There's more: shifting from a quantitative to a qualitative assessment, reveals just how ugly the composition of "new jobs" has been. Consider this: the BLS reports that in February 2024, the US had 132.9 million full-time jobs and 27.9 million part-time jobs. Well, that's great... until you look back one year and find that in February 2023 the US had 133.2 million full-time jobs, or more than it does one year later! And yes, all the job growth since then has been in part-time jobs, which have increased by 921K since February 2023 (from 27.020 million to 27.941 million).

Here is a summary of the labor composition in the past year: all the new jobs have been part-time jobs!

But wait there's even more, because now that the primary season is over and we enter the heart of election season and political talking points will be thrown around left and right, especially in the context of the immigration crisis created intentionally by the Biden administration which is hoping to import millions of new Democratic voters (maybe the US can hold the presidential election in Honduras or Guatemala, after all it is their citizens that will be illegally casting the key votes in November), what we find is that in February, the number of native-born workers tumbled again, sliding by a massive 560K to just 129.807 million. Add to this the December data, and we get a near-record 2.4 million plunge in native-born workers in just the past 3 months (only the covid crash was worse)!

The offset? A record 1.2 million foreign-born (read immigrants, both legal and illegal but mostly illegal) workers added in February!

Said otherwise, not only has all job creation in the past 6 years has been exclusively for foreign-born workers...

Source: St Louis Fed FRED Native Born and Foreign Born

... but there has been zero job-creation for native born workers since June 2018!

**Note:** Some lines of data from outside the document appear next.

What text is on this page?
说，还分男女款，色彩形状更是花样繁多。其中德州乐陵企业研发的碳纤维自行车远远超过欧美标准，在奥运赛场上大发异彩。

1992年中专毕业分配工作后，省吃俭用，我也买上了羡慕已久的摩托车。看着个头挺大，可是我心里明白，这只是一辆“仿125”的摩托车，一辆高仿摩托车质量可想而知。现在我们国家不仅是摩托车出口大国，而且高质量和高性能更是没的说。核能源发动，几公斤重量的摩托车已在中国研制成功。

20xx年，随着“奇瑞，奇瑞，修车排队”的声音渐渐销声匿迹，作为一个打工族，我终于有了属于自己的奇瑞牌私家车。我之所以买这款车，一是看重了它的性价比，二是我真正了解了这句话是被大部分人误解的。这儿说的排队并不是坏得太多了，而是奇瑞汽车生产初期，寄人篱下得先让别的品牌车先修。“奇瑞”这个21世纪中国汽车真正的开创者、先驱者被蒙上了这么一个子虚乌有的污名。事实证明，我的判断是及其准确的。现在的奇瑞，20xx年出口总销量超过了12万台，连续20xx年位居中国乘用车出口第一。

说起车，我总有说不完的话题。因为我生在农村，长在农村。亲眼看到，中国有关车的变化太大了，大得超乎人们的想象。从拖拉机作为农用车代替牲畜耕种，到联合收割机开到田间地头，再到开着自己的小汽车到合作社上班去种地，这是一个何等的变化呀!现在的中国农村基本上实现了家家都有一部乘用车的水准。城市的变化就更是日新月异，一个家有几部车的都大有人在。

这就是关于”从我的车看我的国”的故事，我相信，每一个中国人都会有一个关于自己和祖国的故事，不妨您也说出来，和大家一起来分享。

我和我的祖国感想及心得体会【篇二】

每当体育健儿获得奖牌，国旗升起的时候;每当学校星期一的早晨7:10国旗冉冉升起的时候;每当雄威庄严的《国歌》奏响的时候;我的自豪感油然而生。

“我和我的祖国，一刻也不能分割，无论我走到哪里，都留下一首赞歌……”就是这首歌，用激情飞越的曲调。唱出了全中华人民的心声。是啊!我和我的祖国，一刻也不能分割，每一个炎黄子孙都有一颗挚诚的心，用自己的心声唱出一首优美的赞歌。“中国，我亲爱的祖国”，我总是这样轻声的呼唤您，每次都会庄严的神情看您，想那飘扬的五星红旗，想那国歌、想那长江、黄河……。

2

This is a huge issue - especially at a time of an illegal alien flood at the southwest border...

... and is about to become a huge political scandal, because once the inevitable recession finally hits, there will be millions of furious unemployed Americans demanding a more accurate explanation for what happened - i.e., the illegal immigration floodgates that were opened by the Biden admin.

Which is also why Biden's handlers will do everything in their power to insure there is no official recession before November... and why after the election is over, all economic hell will finally break loose. Until then, however, expect the jobs numbers to get even more ridiculous.